Karrikin signalling: impacts on plant development and abiotic stress tolerance

Abstract

Plants rely upon a diverse range of metabolites to control growth and development, and to overcome stress that results from suboptimal conditions. Karrikins (KARs) are a class of butenolide compounds found in smoke that stimulate seed germination and regulate various developmental processes in plants. KARs are perceived via a plant α/β-hydrolase called KARRIKIN INSENSITIVE2 (KAI2), which also functions as a receptor for a postulated phytohormone, provisionally termed KAI2 ligand (KL). Considered natural analogues of KL, KARs have been extensively studied for their effects on plant growth and their crosstalk with plant hormones. The perception and response pathway for KAR-KL signalling is closely related to that of strigolactones, another class of butenolides with numerous functions in regulating plant growth. KAR-KL signalling influences seed germination, seedling photomorphogenesis, root system architecture, abiotic stress responses, and arbuscular mycorrhizal symbiosis. Here, we summarize current knowledge of KAR-KL signalling, focusing on its role in plant development, its effects on stress tolerance, and its interaction with other signalling mechanisms.

Keywords: Abiotic stress; butenolide; development; hormone; karrikin; photomorphogenesis; root architecture; signalling.

Fig. 1.

Signalling pathways for KAR–KL and SL feature shared and homologous components.
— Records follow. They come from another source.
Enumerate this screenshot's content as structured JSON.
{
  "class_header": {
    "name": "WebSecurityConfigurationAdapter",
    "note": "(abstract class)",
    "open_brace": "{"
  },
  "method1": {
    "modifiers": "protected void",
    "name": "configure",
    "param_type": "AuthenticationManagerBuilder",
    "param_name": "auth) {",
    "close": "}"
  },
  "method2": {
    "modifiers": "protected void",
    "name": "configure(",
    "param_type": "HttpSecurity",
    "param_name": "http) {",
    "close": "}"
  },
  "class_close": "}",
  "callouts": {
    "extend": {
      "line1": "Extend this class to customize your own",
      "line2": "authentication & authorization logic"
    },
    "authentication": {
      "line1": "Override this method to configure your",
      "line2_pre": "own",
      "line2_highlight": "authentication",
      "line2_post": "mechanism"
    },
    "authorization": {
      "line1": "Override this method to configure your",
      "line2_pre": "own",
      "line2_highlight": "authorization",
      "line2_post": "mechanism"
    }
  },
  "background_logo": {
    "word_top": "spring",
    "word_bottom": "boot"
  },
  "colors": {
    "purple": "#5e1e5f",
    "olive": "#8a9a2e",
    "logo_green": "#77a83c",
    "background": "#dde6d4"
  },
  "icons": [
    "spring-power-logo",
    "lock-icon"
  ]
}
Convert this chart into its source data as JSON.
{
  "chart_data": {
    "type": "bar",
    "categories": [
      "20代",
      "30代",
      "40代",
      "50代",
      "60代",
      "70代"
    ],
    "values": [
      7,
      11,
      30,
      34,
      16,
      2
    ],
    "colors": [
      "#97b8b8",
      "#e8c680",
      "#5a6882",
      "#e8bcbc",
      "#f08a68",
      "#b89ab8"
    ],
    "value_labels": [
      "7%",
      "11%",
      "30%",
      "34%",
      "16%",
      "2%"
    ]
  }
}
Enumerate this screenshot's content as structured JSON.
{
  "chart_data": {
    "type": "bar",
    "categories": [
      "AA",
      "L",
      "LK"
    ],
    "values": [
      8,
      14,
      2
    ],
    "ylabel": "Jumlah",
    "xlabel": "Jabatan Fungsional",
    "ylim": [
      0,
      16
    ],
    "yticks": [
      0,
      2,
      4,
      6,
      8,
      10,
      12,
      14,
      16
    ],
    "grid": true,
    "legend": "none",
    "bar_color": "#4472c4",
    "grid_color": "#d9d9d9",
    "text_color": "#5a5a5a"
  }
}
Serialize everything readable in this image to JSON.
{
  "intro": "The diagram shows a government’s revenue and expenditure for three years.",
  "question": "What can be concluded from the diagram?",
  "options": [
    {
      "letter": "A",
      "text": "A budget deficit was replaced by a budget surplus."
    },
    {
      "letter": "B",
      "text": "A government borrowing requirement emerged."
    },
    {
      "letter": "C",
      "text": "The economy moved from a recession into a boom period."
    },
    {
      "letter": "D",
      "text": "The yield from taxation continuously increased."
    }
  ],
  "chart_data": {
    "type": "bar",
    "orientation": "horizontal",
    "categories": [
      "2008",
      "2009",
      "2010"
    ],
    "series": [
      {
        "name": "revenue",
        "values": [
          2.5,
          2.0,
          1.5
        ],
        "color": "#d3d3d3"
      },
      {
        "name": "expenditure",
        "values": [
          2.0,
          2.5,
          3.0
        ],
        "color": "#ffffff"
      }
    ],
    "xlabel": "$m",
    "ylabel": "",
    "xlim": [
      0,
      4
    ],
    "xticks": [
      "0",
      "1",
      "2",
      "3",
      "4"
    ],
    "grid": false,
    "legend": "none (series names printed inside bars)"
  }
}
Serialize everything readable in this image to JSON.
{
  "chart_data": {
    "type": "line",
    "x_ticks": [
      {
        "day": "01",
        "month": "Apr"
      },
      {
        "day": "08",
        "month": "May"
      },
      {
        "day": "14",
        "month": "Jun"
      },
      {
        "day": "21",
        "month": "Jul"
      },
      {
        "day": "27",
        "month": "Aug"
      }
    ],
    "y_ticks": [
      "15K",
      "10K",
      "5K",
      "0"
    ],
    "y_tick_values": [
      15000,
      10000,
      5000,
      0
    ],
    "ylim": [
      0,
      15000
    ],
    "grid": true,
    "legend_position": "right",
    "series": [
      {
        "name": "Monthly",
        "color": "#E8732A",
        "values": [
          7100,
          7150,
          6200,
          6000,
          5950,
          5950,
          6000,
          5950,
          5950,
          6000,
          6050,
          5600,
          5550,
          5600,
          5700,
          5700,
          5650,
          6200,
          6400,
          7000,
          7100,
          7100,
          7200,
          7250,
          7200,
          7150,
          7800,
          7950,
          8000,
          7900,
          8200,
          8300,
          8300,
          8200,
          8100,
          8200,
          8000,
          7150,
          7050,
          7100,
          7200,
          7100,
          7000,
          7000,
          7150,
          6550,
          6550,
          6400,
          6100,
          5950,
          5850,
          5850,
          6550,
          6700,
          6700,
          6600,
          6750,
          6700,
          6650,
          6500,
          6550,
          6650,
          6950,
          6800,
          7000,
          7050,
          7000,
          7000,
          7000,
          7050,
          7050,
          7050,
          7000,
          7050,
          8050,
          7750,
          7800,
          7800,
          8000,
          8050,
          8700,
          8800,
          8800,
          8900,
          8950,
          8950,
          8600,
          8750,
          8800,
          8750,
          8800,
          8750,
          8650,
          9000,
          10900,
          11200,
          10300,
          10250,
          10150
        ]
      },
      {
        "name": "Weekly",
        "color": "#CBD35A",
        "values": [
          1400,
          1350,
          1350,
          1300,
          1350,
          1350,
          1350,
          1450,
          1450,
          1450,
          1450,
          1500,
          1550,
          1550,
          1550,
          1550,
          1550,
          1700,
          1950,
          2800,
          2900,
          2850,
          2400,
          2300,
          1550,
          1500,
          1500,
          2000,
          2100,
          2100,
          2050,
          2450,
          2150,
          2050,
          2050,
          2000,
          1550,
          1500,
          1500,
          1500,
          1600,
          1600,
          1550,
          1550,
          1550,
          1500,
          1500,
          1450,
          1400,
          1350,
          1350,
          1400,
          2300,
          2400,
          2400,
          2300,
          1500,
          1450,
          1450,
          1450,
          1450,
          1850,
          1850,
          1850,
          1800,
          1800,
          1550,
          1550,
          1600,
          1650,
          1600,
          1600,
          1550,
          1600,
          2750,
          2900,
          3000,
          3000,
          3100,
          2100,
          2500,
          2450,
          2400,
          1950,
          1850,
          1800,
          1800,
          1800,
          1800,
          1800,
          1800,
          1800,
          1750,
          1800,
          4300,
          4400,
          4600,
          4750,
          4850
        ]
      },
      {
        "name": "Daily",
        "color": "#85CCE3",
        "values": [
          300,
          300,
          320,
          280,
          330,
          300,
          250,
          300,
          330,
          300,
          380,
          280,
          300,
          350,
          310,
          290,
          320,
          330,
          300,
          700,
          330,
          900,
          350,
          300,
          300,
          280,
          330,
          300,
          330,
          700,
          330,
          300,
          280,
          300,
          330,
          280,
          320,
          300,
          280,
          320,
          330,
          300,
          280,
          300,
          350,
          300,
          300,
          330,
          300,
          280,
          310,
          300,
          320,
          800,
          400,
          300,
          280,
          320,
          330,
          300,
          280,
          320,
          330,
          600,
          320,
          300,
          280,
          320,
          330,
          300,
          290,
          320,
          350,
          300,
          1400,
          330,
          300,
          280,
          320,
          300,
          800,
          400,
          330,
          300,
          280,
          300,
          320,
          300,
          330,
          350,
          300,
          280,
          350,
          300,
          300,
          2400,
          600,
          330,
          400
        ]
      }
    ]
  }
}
The α/β-hydrolase KAI2 is the receptor for karrikins (or karrikin metabolites; KAR), and an assumed butenolide ligand (KL) of unknown structure (?). Its homologue, D14, is the receptor for strigolactones (SLs). Ligand binding induces a conformational change in the receptor, probably facilitating an interaction with MAX2, the F-box subunit of the SCF class of the E3 ubiquitin–protein ligase complex. The receptor and/or MAX2 interact with one or more specific members of the SMXL family of repressor proteins, which are then degraded. In part through changes in transcription of varied target genes, this degradation process activates downstream responses such as seed germination, modifications to root architecture, and stimulation of arbuscular mycorrhizal symbiosis.

Fig. 2.

Schematic model of KAR–KL signalling in response to drought stress. Under water-limited conditions, KL production is tentatively elevated, and levels of activated KAI2 increase. This triggers the formation of the SCF^MAX2–KAI2–SMAX1 (or SMXL2) complex. SMAX1 is then polyubiquitinated and degraded, activating KAR–KL downstream responses that include a reduction in stomatal aperture. This effect may come about through a transcriptionally mediated increase in ABA biosynthesis (Li et al. 2017). This short-term mechanism regulates drought responses by controlling water loss through transpiration. In addition to this immediate response, longer term KAR–KL mediated adaptations to drought conditions include an increase in cuticular deposition.